Despite the lack of evidence supporting causation and the presence of protopathic bias, it seems unlikely that chiropractors will succeed anytime soon in shaking off criticism from the profession's detractors. For now, at least, they remain in the cross hairs. Such continued scrutiny calls for the highest levels of professional conduct and a robust commitment to evidence-based, people-centred, interprofessional and collaborative approaches at all levels of the chiropractic profession.
References:
[1] Whedon JM, Peterson C et al. The association between cervical artery dissection and spinal manipulation among US adults. Eur Spine J, 2023 Jun 8; epub ahead of print.
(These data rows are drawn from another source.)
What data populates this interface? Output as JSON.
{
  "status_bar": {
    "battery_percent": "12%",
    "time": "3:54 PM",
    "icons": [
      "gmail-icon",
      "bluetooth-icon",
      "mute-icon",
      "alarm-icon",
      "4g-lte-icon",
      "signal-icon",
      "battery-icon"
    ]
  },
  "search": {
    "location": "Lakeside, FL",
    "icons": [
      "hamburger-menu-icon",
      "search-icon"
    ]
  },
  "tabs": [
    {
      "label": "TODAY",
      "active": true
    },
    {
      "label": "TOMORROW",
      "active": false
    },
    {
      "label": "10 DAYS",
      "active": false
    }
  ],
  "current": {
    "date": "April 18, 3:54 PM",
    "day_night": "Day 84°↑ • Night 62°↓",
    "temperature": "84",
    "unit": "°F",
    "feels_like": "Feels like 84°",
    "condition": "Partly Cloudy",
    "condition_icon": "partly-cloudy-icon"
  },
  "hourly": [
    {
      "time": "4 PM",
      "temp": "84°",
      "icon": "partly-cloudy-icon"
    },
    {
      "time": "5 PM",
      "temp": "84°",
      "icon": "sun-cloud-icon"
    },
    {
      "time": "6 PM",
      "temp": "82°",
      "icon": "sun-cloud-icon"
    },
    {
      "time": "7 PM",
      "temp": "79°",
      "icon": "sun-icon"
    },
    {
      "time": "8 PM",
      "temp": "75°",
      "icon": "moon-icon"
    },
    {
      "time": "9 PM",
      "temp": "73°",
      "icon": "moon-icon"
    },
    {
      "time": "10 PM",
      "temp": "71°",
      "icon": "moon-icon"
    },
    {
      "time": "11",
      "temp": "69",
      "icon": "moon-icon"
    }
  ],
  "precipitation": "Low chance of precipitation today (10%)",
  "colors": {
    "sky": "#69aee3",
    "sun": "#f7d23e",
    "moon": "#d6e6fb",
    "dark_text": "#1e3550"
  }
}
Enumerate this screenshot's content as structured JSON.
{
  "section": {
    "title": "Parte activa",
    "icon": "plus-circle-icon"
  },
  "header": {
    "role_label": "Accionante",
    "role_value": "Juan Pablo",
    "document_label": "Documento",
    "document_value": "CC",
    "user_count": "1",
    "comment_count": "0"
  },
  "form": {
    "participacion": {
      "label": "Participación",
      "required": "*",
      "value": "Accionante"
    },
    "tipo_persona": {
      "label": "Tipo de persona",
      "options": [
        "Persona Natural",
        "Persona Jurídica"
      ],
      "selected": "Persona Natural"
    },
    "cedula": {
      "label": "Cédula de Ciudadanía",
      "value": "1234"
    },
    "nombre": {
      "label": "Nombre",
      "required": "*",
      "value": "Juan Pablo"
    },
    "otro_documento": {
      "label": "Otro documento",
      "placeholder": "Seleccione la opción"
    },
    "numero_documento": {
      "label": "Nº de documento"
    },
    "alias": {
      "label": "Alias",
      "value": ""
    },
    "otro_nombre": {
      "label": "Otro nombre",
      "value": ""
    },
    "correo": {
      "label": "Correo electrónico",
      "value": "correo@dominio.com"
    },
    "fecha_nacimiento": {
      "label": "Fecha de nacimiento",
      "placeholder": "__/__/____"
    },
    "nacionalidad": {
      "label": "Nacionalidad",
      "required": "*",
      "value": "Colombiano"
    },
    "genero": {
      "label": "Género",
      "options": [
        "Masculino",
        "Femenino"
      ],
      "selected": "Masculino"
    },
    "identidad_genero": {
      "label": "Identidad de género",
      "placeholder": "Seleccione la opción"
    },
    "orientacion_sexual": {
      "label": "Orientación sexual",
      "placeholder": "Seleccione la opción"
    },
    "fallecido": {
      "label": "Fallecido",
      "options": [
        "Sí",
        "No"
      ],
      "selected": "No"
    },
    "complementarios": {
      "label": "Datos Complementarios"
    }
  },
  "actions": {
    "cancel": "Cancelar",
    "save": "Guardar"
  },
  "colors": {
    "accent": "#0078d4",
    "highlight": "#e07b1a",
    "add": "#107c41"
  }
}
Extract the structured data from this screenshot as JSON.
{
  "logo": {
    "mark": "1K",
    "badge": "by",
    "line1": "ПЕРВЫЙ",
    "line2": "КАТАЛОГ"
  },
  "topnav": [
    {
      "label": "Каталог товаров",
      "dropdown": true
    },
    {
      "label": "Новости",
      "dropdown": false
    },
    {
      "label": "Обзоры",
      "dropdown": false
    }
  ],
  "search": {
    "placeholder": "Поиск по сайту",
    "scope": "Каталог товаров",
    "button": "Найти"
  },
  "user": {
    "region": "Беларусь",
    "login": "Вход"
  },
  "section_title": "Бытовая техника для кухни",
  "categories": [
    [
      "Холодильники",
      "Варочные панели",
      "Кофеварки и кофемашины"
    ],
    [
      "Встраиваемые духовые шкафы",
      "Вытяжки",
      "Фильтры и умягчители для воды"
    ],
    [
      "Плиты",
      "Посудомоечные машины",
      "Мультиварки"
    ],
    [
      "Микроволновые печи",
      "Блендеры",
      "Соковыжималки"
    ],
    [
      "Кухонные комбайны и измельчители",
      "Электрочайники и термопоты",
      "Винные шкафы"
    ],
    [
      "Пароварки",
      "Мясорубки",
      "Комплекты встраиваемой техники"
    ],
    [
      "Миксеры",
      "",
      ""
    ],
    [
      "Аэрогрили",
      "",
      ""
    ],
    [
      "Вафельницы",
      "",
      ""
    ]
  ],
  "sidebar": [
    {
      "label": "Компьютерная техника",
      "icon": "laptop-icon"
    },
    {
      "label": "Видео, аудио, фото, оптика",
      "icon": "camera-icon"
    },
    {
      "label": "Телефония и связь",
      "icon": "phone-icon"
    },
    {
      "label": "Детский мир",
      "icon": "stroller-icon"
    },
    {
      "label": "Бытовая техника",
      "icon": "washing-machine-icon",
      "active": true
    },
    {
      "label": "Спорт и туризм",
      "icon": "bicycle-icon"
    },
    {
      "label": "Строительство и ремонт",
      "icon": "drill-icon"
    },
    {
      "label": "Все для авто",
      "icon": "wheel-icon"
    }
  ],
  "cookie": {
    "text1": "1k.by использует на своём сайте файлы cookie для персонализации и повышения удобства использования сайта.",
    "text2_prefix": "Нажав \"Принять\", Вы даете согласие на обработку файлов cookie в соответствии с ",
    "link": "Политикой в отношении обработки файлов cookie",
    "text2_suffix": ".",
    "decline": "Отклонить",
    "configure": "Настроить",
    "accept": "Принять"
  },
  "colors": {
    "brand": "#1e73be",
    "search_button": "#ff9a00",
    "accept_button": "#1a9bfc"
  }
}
[2] Cassidy JD, Boyle E et al. Risk of vertebrobasilar stroke and chiropractic care: results of a population based case control and case crossover study. Eur Spine J, 2008, Apr; 17 (Supp 1): 176-83
[3] Chaibi A, Russell MB. A risk-benefit assessment strategy to exclude cervical artery dissection in spinal manual therapy: a comprehensive review. Ann Med 2019 Mar; 51(2): 118-127.
[4] Church EW, Sieg EP et al. Systematic review and meta-analysis of chiropractic care and cervical artery dissection: no evidence for causation. Cureus 2016 Feb; 16(8): e498
[5] Kosloff TM, Elton D et al. Chiropractic care and the risk of vertebrobasilar stroke: results of a case-control study in US commercial and Medicare Advantage populations. Chirop Man Ther 2015 Jun 16; 23: 19
[6] Rubinstein SM, Peerdman SM et al. A systematic review of the risk factors for cervical artery dissection. Stroke 2005 Jul; 36(7): 1575-80.
[7] Whedon JM, McKenzie TA et al. Risk of traumatic injury associated with chiropractic spinal manipulative therapy in Medicare part B beneficiaries aged 66 to 99 years. Spine 2015 Feb 15; 40(4): 264-70.